In the Hawaii case, Judge Watson sought to ground his search for forbidden intent in then candidate Trump’s repeated calls for a Muslim ban. However, the campaign speeches of any politician are a singularly weak reed for supporting the weight of Establishment Clause jurisprudence. Recall that Franklin D. Roosevelt, the patron saint of deficit spending, ran as a budget hawk, decrying then President Herbert Hoover’s fiscal extravagance. (See Julian Zelizer’s nuanced account, The Forgotten Legacy of the New Deal [abstract here]). Political candidates take a multitude of different and sometimes contradictory positions, depending on the audience they’re addressing, the exigencies of the campaign, or sometimes, it seems, even the time of day. Citing evanescent campaign speeches as definitive proof of governmental intentions is a descent down a very deep rabbit-hole. The “facially legitimate and bona fide” test thankfully blocks that dangerous slide into incoherence.

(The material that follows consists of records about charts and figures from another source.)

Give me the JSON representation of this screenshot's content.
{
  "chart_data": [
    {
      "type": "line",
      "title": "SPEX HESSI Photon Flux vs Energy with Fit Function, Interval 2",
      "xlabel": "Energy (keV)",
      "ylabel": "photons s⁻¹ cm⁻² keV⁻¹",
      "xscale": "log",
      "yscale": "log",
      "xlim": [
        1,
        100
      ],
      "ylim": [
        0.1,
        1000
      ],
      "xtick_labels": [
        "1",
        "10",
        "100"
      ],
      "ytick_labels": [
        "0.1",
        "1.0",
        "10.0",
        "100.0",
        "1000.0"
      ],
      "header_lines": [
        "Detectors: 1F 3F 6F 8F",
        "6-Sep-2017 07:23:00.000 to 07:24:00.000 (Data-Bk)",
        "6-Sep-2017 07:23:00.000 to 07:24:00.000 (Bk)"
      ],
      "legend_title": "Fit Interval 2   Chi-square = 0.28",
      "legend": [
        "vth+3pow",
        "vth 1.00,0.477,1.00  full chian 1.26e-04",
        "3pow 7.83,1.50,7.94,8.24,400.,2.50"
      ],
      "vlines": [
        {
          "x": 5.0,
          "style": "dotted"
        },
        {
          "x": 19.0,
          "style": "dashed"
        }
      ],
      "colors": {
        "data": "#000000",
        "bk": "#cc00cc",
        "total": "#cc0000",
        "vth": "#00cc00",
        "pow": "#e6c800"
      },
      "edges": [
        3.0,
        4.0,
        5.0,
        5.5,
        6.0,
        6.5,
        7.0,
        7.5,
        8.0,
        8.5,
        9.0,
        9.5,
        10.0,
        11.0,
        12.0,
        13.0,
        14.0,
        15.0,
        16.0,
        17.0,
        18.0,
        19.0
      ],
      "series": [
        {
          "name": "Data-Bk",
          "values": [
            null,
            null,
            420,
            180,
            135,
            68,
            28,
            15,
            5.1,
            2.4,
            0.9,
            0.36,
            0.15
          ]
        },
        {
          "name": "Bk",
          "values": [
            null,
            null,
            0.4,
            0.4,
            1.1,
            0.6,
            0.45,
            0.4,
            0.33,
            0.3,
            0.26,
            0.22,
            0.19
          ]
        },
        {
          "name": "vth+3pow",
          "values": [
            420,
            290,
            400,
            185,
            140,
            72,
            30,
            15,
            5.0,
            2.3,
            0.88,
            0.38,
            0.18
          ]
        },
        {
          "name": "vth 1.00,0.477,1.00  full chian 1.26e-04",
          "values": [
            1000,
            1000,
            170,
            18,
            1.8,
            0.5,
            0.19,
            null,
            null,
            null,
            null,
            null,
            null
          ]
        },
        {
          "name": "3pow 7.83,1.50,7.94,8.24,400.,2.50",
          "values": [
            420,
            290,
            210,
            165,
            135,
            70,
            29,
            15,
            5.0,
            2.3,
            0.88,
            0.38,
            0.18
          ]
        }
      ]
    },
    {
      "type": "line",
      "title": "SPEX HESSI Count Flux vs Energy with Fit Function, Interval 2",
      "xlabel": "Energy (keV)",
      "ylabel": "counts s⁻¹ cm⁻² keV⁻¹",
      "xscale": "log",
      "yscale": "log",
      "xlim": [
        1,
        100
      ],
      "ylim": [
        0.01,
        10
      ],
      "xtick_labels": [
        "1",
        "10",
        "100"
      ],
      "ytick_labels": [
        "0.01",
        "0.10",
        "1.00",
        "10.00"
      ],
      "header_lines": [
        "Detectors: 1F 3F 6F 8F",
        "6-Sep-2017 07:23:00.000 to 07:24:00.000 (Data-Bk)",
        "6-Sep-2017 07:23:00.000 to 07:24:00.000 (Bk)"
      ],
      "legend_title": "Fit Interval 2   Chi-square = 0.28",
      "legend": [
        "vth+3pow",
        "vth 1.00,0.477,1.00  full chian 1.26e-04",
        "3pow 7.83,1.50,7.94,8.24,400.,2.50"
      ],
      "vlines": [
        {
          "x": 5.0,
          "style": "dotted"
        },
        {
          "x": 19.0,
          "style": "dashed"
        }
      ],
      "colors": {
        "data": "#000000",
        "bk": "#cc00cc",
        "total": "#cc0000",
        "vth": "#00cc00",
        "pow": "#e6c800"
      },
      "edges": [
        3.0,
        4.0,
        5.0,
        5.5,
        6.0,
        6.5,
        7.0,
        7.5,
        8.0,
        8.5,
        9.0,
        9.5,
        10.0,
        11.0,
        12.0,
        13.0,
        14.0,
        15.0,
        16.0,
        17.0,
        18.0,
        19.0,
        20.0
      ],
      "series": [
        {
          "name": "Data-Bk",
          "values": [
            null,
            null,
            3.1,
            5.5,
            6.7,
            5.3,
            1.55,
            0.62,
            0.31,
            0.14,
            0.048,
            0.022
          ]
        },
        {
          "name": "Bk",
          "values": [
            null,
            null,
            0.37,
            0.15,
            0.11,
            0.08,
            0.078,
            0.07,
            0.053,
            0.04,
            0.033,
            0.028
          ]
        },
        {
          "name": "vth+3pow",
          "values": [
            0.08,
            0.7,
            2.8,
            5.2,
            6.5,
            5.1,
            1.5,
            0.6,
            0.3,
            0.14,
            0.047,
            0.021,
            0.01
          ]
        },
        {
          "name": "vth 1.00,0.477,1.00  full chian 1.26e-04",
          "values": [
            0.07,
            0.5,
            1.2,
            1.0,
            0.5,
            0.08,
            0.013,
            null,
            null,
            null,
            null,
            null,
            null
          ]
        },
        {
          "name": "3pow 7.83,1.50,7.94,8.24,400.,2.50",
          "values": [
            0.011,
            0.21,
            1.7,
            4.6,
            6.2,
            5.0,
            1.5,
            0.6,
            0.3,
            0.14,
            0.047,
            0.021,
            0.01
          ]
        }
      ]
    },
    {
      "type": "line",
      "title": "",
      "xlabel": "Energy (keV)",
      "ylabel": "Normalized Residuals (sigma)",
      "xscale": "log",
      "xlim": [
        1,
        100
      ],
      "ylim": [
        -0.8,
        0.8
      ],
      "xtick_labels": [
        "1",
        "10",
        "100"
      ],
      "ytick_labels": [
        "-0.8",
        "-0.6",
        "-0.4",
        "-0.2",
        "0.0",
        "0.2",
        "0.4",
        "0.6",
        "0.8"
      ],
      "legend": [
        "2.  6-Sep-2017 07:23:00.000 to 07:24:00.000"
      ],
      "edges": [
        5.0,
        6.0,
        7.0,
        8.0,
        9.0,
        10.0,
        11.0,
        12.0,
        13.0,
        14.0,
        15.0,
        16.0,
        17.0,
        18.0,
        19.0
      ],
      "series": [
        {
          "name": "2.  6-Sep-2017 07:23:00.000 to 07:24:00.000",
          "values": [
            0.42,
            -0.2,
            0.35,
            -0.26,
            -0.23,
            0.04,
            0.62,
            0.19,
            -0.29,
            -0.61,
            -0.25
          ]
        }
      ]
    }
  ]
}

However, the antidote to Judge Watson’s finding the revised EO’s tailoring insufficient is not Judge Bybee’s view that no tailoring of the original EO was even necessary. Whether based on due process or on the Immigration and Nationality Act’s own structure and purpose, the original EO’s impact on LPRs and VHs was arbitrary and unlawful. Because the Trump administration wisely trimmed back the original EO, when (as it likely will) litigation surrounding the EO reaches the Supreme Court, the Court will not have to address the excesses of that order or the chaos it caused. The Court can simply opt to respect the tailoring that the revised EO features. Unlike Judge Watson’s holding, that result will not hamstring future presidents. Unlike Judge Bybee’s untrammeled deference, such a result will also not license presidential unilateralism. As a balancing of competing constitutional values, that’s not a bad place to stand.